Function decorators are the most common type of decorators in Python. They wrap a function, allowing you to execute code before and/or after the wrapped function is called, or modify its behavior.

def my_decorator(func):
	def wrapper():
		print("Something is happening before the function is called.")
		func()  # Call the original function
		print("Something is happening after the function is called.")
	return wrapper

@my_decorator
def say_hello():
	print("Hello!")

# Calling the decorated function	
say_hello()

Decorator Syntax

The @decorator_function syntax is a shorthand for function = decorator_function(function). It applies the decorator function to the function immediately below it.

# Equivalent to: say_hello = my_decorator(say_hello) @my_decorator
def say_hello():
	print("Hello!")

Decorators with Arguments

Decorators can accept arguments by wrapping them in an additional function. This allows you to customize the behavior of decorators based on parameters.

def repeat(num_times):
	def decorator_repeat(func):
		def wrapper(*args, **kwargs):
			for _ in range(num_times):
				result = func(*args, **kwargs)
			return result
		return wrapper
	return decorator_repeat
	
@repeat(num_times=3)
def greet(name):
	print(f"Hello, {name}!")

# Calling the decorated function
greet("Alice")

Class Decorators

In addition to function decorators, Python also supports class decorators.
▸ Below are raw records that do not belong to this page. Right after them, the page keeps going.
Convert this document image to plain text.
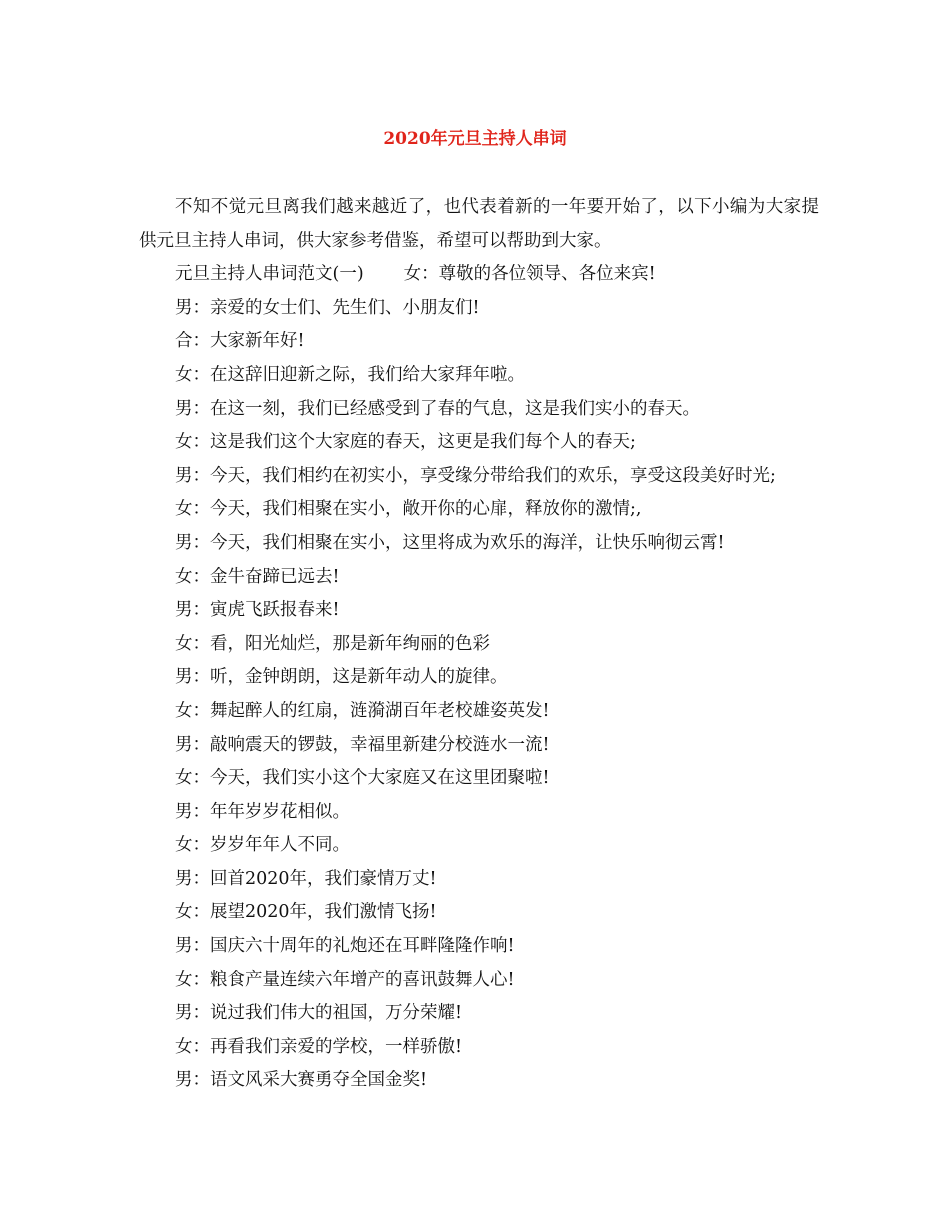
2020年元旦主持人串词

不知不觉元旦离我们越来越近了，也代表着新的一年要开始了，以下小编为大家提供元旦主持人串词，供大家参考借鉴，希望可以帮助到大家。

元旦主持人串词范文(一) 女：尊敬的各位领导、各位来宾!

男：亲爱的女士们、先生们、小朋友们!

合：大家新年好!

女：在这辞旧迎新之际，我们给大家拜年啦。

男：在这一刻，我们已经感受到了春的气息，这是我们实小的春天。

女：这是我们这个大家庭的春天，这更是我们每个人的春天;

男：今天，我们相约在初实小，享受缘分带给我们的欢乐，享受这段美好时光;

女：今天，我们相聚在实小，敞开你的心扉，释放你的激情;,

男：今天，我们相聚在实小，这里将成为欢乐的海洋，让快乐响彻云霄!

女：金牛奋蹄已远去!

男：寅虎飞跃报春来!

女：看，阳光灿烂，那是新年绚丽的色彩

男：听，金钟朗朗，这是新年动人的旋律。

女：舞起醉人的红扇，涟漪湖百年老校雄姿英发!

男：敲响震天的锣鼓，幸福里新建分校涟水一流!

女：今天，我们实小这个大家庭又在这里团聚啦!

男：年年岁岁花相似。

女：岁岁年年人不同。

男：回首2020年，我们豪情万丈!

女：展望2020年，我们激情飞扬!

男：国庆六十周年的礼炮还在耳畔隆隆作响!

女：粮食产量连续六年增产的喜讯鼓舞人心!

男：说过我们伟大的祖国，万分荣耀!

女：再看我们亲爱的学校，一样骄傲!

男：语文风采大赛勇夺全国金奖!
Class decorators wrap entire classes instead of individual functions.

def add_methods(cls):
	cls.method1 = lambda self: print("Method 1 added dynamically.")
	cls.method2 = lambda self: print("Method 2 added dynamically.")
	return cls
	
@add_methods
class MyClass:
	pass
	
# Creating an instance of the decorated class
obj = MyClass()
obj.method1()  # Output: Method 1 added dynamically.

Built-in Decorators

Python provides several built-in decorators, such as @staticmethod, @classmethod, and @property, which are commonly used in object-oriented programming.

class MyClass:
	def __init__(self, value):
		self._value = value
		
	@staticmethod
	def static_method():
		print("This is a static method.")
		
	@classmethod
	def class_method(cls):
		print("This is a class method.")

	@property
	def value(self):
		return self._value
		
# Using the built-in decorators
MyClass.static_method()
MyClass.class_method()
obj = MyClass(10)
print(obj.value)

Standard Library

The Python Standard Library is a collection of modules and packages that provides a wide range of functionality to Python developers. These modules cover various domains such as file I/O, networking, data manipulation, web development, and more. Leveraging the Python Standard Library can save you time and effort by providing pre-built solutions for common tasks. Some of the most commonly used built-in modules include:

  • os: Operating system interfaces for file and directory manipulation.
  • sys: System-specific parameters and functions.
  • datetime: Date and time manipulation.
  • random: Random number generation.
  • math: Mathematical functions.
  • json: JSON encoding and decoding.
  • io: Core tools for working with streams.
  • os.path: Functions for manipulating file paths.
  • shutil: High-level file operations such as copying and archiving.
  • glob: Unix-style pathname pattern expansion.
  • tempfile: Temporary file and directory creation.
  • socket: Low-level networking interface.
  • http.client: HTTP client library.
  • urllib: URL handling modules.
  • ftplib: FTP client library.
  • smtplib: SMTP client library for sending email.
  • csv: CSV file reading and writing.
  • pickle: Object serialization.
  • re: Regular expression matching
  • logging: Flexible logging system for Python.
  • argparse: Command-line argument parsing.
  • collections: Additional data structures beyond the built-in ones.
  • concurrent: Utilities for concurrent programming.
  • multiprocessing: Process-based parallelism

Third Party Modules

  • NumPy: Fundamental for numerical computing. Provides high-performance multidimensional arrays.
  • Pandas: Offers data structures and tools for data manipulation and analysis, particularly with labeled data.
  • Matplotlib: Comprehensive library for creating static, animated, and interactive visualizations.
  • Requests: Simplifies making HTTP requests, facilitating interaction with web services and APIs.